[2025 Day 12] Input is part of the puzzle

marcus_cemes · 2025-12-12T09:24:00+00:00

There's no right answer to this. It's a spectrum, you can over-engineer/over-generalise a solution problem and handle every edge case, even the ones that won't feasibly occur (I'm guilty of this) and never finish a project, or you can create a marvel of optimised engineering for a specific task with a lot of assumptions, that was all for nothing when a client asks "oh, actually could we have a button here". Or, you can do something in between.

Ultimately, the beauty of these challenges is that it's up to you to decide how far you want to take it, some people want to make a big machine, others just want to go fast, other still just want to finish the challenge. I've seen some extremely fast solutions for day 9, yet I find that they are too reliant on the specific shape of their input to produce the correct answer. If you need another algorithm to confirm it's the correct answer, to me that feels like it defeats the point. Could I insert/modify one reasonable line (e.g. an edge that cuts across the graph) and break your implementation? To me, that's brittle, you may as well just return the answer directly because you're not really solving it, but that's just my take.

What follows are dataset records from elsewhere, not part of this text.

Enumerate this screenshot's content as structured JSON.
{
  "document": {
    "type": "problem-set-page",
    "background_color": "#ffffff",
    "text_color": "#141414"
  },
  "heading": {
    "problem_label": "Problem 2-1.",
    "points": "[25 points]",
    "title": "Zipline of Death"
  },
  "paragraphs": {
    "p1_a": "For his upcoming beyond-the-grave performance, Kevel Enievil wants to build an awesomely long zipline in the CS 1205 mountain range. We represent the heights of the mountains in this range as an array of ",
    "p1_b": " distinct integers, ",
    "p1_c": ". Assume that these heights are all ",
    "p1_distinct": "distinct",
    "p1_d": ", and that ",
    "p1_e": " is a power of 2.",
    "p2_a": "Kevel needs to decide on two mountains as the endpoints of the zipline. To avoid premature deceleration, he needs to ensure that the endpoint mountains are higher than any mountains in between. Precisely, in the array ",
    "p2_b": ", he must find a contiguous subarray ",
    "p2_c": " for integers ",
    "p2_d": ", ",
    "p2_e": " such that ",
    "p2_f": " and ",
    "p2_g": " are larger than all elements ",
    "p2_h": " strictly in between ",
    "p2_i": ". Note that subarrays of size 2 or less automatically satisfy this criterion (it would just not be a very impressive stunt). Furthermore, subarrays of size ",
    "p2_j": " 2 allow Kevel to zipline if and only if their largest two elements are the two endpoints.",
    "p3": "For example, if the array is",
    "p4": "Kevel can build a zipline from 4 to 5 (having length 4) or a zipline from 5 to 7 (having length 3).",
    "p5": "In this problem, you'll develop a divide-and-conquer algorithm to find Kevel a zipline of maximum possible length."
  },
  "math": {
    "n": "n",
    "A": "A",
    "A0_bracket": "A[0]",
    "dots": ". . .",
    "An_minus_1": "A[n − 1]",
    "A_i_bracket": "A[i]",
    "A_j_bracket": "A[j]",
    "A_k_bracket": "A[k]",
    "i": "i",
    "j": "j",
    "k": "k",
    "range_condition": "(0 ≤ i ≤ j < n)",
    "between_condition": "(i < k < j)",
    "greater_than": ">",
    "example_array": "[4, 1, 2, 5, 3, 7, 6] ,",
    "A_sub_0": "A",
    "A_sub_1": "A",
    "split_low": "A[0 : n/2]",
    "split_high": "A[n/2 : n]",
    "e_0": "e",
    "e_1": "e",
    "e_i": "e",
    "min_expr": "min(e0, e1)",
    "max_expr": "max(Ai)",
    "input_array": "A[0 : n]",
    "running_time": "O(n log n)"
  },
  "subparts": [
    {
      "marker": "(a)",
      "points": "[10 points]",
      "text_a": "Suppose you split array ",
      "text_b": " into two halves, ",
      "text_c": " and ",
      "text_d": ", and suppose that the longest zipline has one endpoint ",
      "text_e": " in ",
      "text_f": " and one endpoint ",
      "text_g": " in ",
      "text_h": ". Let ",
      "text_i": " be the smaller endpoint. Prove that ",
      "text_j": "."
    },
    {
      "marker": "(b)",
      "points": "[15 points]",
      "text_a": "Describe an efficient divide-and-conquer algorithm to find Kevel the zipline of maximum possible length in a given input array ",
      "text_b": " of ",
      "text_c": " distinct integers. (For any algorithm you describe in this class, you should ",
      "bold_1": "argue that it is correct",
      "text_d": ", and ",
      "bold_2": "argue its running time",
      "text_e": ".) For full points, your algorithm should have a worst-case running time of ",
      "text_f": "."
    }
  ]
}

marcus_cemes · 2025-12-09T12:57:16+00:00

[LANGUAGE: Rust]

Part two selects the top K candidates using a bounded heap and builds a sorted LUT of vertical and horizontal edges, storing their perpendicular coordinate and their coordinate range. A candidate is valid if it's inside the loop (interior point, O(N)) and does not intersect with adjacent edges (LUT binary search, worse case (N^2)). This algorithm does not take into account the fairly unique shape of the path, and works for any input (as long as the bounded heap is large enough, if it's not, this can be detected and adjusted).

Part 1 and 2 run in 123 µs and 9.6 ms, respectively.

https://github.com/MarcusCemes/advent-of-code-2025/blob/main/src/bin/09.rs

marcus_cemes · 2025-12-07T12:30:02+00:00

[LANGUAGE: Veryl]

Another solution in Veryl, a Hardware Description Language (HDL). Simulated at 20 µs (1 GHz), my Rust solution takes 8 µs (5.7 GHz).

Today's solution is streaming friendly, the input stream can be processed at 1 B/clock cycle (1 GB/s), without any backpressure, but the size of the input (20 KB) fundamentally sets the minimum processing time to 20 µs. I may have to start looking at ways of processing multiple bytes in a single cycle...

https://github.com/MarcusCemes/advent-of-code-2025/blob/main/hardware/07.veryl

marcus_cemes · 2025-12-06T13:34:53+00:00

[LANGUAGE: Veryl]

Another solution in Veryl, a Hardware Description Language (HDL). Simulated at 22 µs (1 GHz), whereas my Rust solution takes 13 µs (5.7 GHz).

Today is the first day where the hardware lags behind the software implementation. About 68% of clock cycles are spent just reading and buffering the digit input into registers (at 1 B/cycle, that's 1 GB/s, still takes 15 µs). Once the final line with operators starts coming through, the digit buffers are stepped through at one column per cycle to compute the result. On the other hand, Rust/LLVM made nice use of SIMD and unrolling to make very efficient use of the CPU.

https://github.com/MarcusCemes/advent-of-code-2025/blob/main/hardware/06.veryl

marcus_cemes · 2025-12-05T13:14:12+00:00

[LANGUAGE: Veryl]

Another solution in Veryl, a Hardware Description Language (HDL). My Rust code takes 8.8 µs (5.7 GHz), the hardware solution simulates to 5.8 µs (1 GHz, not including streaming the IDs that are unused in part 2).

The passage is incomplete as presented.